Lisboa, Dezembro de 1965. Eu tinha 30 anos e dividia o meu tempo legal entre O Tempo e o Modo (uma revista de pensamento e acção, para quem não saiba) e o Centro de Investigação Pedagógica da Fundação Calouste Gulbenkian, onde me formava em T grupos (essa inicial T serve para palavras suspeitas e sentimentos insuspeitos) e pedagogia não-directiva, o que ia a calhar com o meu feitio. O António Alçada Baptista, que inventou O Tempo e o Modo, as edições da Moraes e andava a precisar de dinheiro como de pão para a boca, viu finalmente coroados de algum êxito esforços para convencer católicos italianos ou franceses mais desempoeirados a ajudarem-no um bocadinho. Jean-Marie Domenach, director da Esprit (revista que era o mundo da ideia de O Tempo e o Modo) apresentou-o a Pierre Emmanuel, poeta e resistente. Dele (dele, Pierre Emmanuel) tinha eu decorado uns versos em tempos idos: Toute la nuit dans sa gorge / il mourût à midi / et sa dernière parole / fût un soleil inouï. Pierre Emmanuel dirigia então o Congrès pour la Liberté de la Culture, organismo fundado em 1950 por Raymond Aron, Arthur Koestler, Salvador de Madariaga, André Malraux, Jacques Maritain, Bertrand Russell, Robert Oppenheimer, Denis de Rougemont, etc. Era uma organização subsidiada por várias fundações americanas e que apoiava revistas bem conhecidas como a inglesa Encounter e a francesa Preuves.

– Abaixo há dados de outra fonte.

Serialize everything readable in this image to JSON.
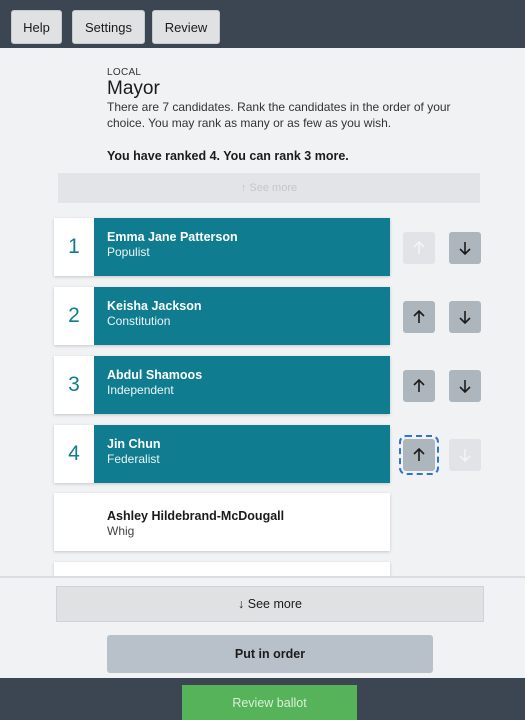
{
  "top_nav": {
    "help": "Help",
    "settings": "Settings",
    "review": "Review"
  },
  "contest": {
    "type": "LOCAL",
    "title": "Mayor",
    "instructions": "There are 7 candidates. Rank the candidates in the order of your choice. You may rank as many or as few as you wish.",
    "rank_status": "You have ranked 4. You can rank 3 more.",
    "see_more_top": "↑ See more"
  },
  "ranked": [
    {
      "rank": "1",
      "name": "Emma Jane Patterson",
      "party": "Populist",
      "up_enabled": false,
      "down_enabled": true
    },
    {
      "rank": "2",
      "name": "Keisha Jackson",
      "party": "Constitution",
      "up_enabled": true,
      "down_enabled": true
    },
    {
      "rank": "3",
      "name": "Abdul Shamoos",
      "party": "Independent",
      "up_enabled": true,
      "down_enabled": true
    },
    {
      "rank": "4",
      "name": "Jin Chun",
      "party": "Federalist",
      "up_enabled": true,
      "down_enabled": false,
      "up_focused": true
    }
  ],
  "unranked": [
    {
      "name": "Ashley Hildebrand-McDougall",
      "party": "Whig"
    }
  ],
  "see_more_bottom": "↓ See more",
  "put_in_order": "Put in order",
  "review_ballot": "Review ballot",
  "colors": {
    "ranked_teal": "#0f7d8f",
    "nav_bar": "#3b4652",
    "review_green": "#56b35a",
    "focus_outline": "#2f74d0"
  },
  "icons": {
    "up": "arrow-up-icon",
    "down": "arrow-down-icon"
  }
}
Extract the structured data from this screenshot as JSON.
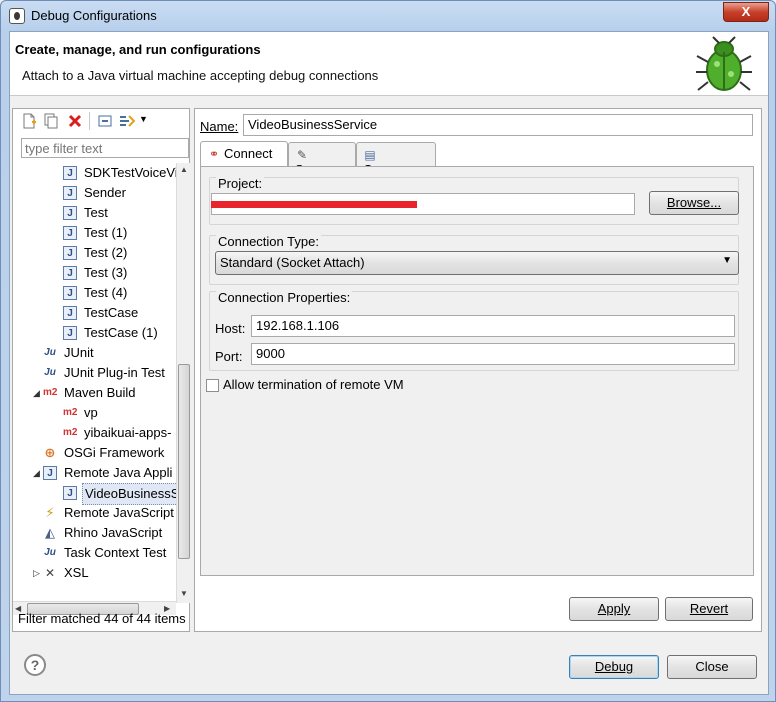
{
  "window": {
    "title": "Debug Configurations",
    "close_glyph": "X"
  },
  "header": {
    "title": "Create, manage, and run configurations",
    "description": "Attach to a Java virtual machine accepting debug connections"
  },
  "filter": {
    "placeholder": "type filter text",
    "status": "Filter matched 44 of 44 items"
  },
  "tree": {
    "items": [
      {
        "label": "SDKTestVoiceVi",
        "icon": "java-class-icon"
      },
      {
        "label": "Sender",
        "icon": "java-class-icon"
      },
      {
        "label": "Test",
        "icon": "java-class-icon"
      },
      {
        "label": "Test (1)",
        "icon": "java-class-icon"
      },
      {
        "label": "Test (2)",
        "icon": "java-class-icon"
      },
      {
        "label": "Test (3)",
        "icon": "java-class-icon"
      },
      {
        "label": "Test (4)",
        "icon": "java-class-icon"
      },
      {
        "label": "TestCase",
        "icon": "java-class-icon"
      },
      {
        "label": "TestCase (1)",
        "icon": "java-class-icon"
      },
      {
        "label": "JUnit",
        "icon": "junit-icon"
      },
      {
        "label": "JUnit Plug-in Test",
        "icon": "junit-plugin-icon"
      },
      {
        "label": "Maven Build",
        "icon": "maven-icon"
      },
      {
        "label": "vp",
        "icon": "maven-icon"
      },
      {
        "label": "yibaikuai-apps-",
        "icon": "maven-icon"
      },
      {
        "label": "OSGi Framework",
        "icon": "osgi-icon"
      },
      {
        "label": "Remote Java Appli",
        "icon": "remote-java-icon"
      },
      {
        "label": "VideoBusinessS",
        "icon": "remote-java-icon"
      },
      {
        "label": "Remote JavaScript",
        "icon": "remote-js-icon"
      },
      {
        "label": "Rhino JavaScript",
        "icon": "rhino-icon"
      },
      {
        "label": "Task Context Test",
        "icon": "task-context-icon"
      },
      {
        "label": "XSL",
        "icon": "xsl-icon"
      }
    ]
  },
  "config": {
    "name_label": "Name:",
    "name_value": "VideoBusinessService",
    "tabs": [
      {
        "label": "Connect",
        "icon": "connect-icon"
      },
      {
        "label": "Source",
        "icon": "source-icon"
      },
      {
        "label": "Common",
        "icon": "common-icon"
      }
    ],
    "project_label": "Project:",
    "browse_label": "Browse...",
    "connection_type_label": "Connection Type:",
    "connection_type_value": "Standard (Socket Attach)",
    "connection_props_label": "Connection Properties:",
    "host_label": "Host:",
    "host_value": "192.168.1.106",
    "port_label": "Port:",
    "port_value": "9000",
    "allow_termination_label": "Allow termination of remote VM",
    "allow_termination_checked": false,
    "apply_label": "Apply",
    "revert_label": "Revert"
  },
  "footer": {
    "help_glyph": "?",
    "debug_label": "Debug",
    "close_label": "Close"
  },
  "colors": {
    "redaction": "#e8232c",
    "title_gradient": "#c9dcf2",
    "close_button": "#c7402a"
  }
}
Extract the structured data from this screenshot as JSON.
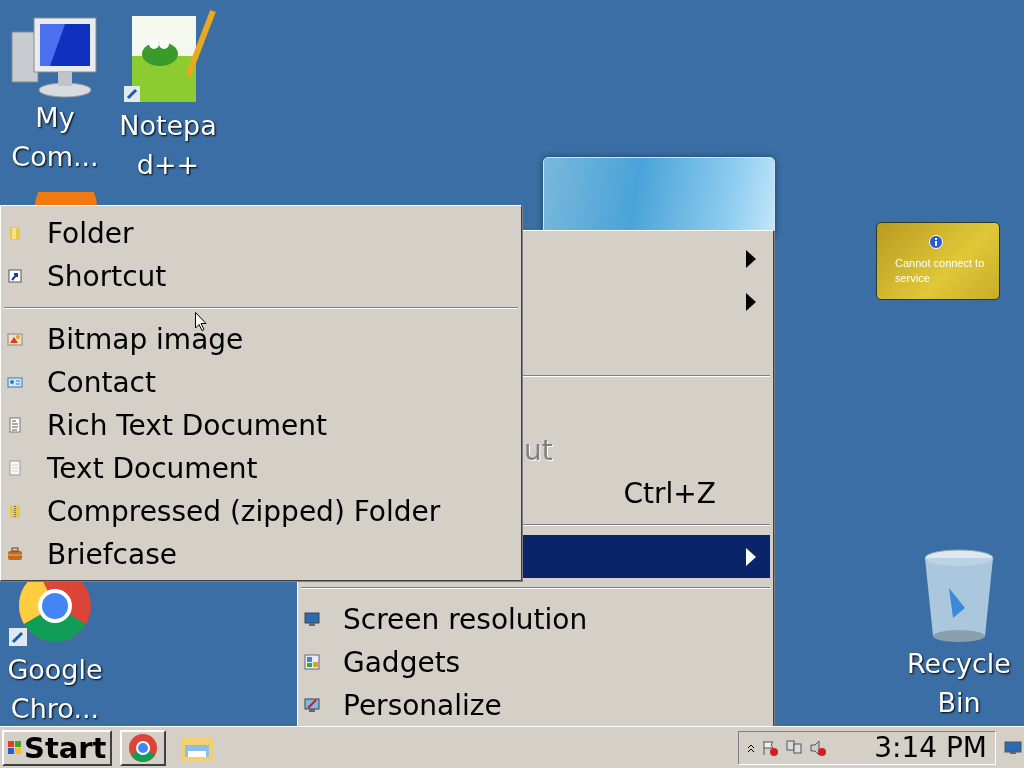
{
  "desktop_icons": [
    {
      "kind": "computer",
      "lines": [
        "My",
        "Com..."
      ]
    },
    {
      "kind": "notepad",
      "lines": [
        "Notepa",
        "d++"
      ]
    },
    {
      "kind": "chrome",
      "lines": [
        "Google",
        "Chro..."
      ]
    },
    {
      "kind": "recycle",
      "lines": [
        "Recycle",
        "Bin"
      ]
    }
  ],
  "gadget": {
    "message": "Cannot connect to service"
  },
  "context_menu": {
    "items": [
      {
        "kind": "submenu",
        "selected": false
      },
      {
        "kind": "submenu",
        "selected": false
      },
      {
        "kind": "item",
        "selected": false
      },
      {
        "kind": "separator"
      },
      {
        "kind": "item",
        "selected": false
      },
      {
        "kind": "clipped",
        "label": "ut",
        "selected": false,
        "disabled": true
      },
      {
        "kind": "item",
        "shortcut": "Ctrl+Z",
        "selected": false,
        "disabled": false
      },
      {
        "kind": "separator"
      },
      {
        "kind": "submenu",
        "selected": true
      },
      {
        "kind": "separator"
      },
      {
        "kind": "item",
        "label": "Screen resolution",
        "selected": false,
        "disabled": false
      },
      {
        "kind": "item",
        "label": "Gadgets",
        "selected": false,
        "disabled": false
      },
      {
        "kind": "item",
        "label": "Personalize",
        "selected": false,
        "disabled": false
      }
    ]
  },
  "new_submenu": {
    "items": [
      {
        "kind": "item",
        "label": "Folder",
        "selected": false
      },
      {
        "kind": "item",
        "label": "Shortcut",
        "selected": false
      },
      {
        "kind": "separator"
      },
      {
        "kind": "item",
        "label": "Bitmap image",
        "selected": false
      },
      {
        "kind": "item",
        "label": "Contact",
        "selected": false
      },
      {
        "kind": "item",
        "label": "Rich Text Document",
        "selected": false
      },
      {
        "kind": "item",
        "label": "Text Document",
        "selected": false
      },
      {
        "kind": "item",
        "label": "Compressed (zipped) Folder",
        "selected": false
      },
      {
        "kind": "item",
        "label": "Briefcase",
        "selected": false
      }
    ]
  },
  "taskbar": {
    "start_label": "Start",
    "clock": "3:14 PM"
  }
}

Em 1960, após dez anos em que o Congrès se irradiou, sobretudo nos países chamados socialistas, Pierre Emmanuel pensou na Península Ibérica e nos países que, nela, não gemiam sob o comunismo, mas atabafavam com o franquismo e com o salazarismo. Primeiro criou um comité espanhol, depois, quando conheceu o António Alçada, pensou num comité português.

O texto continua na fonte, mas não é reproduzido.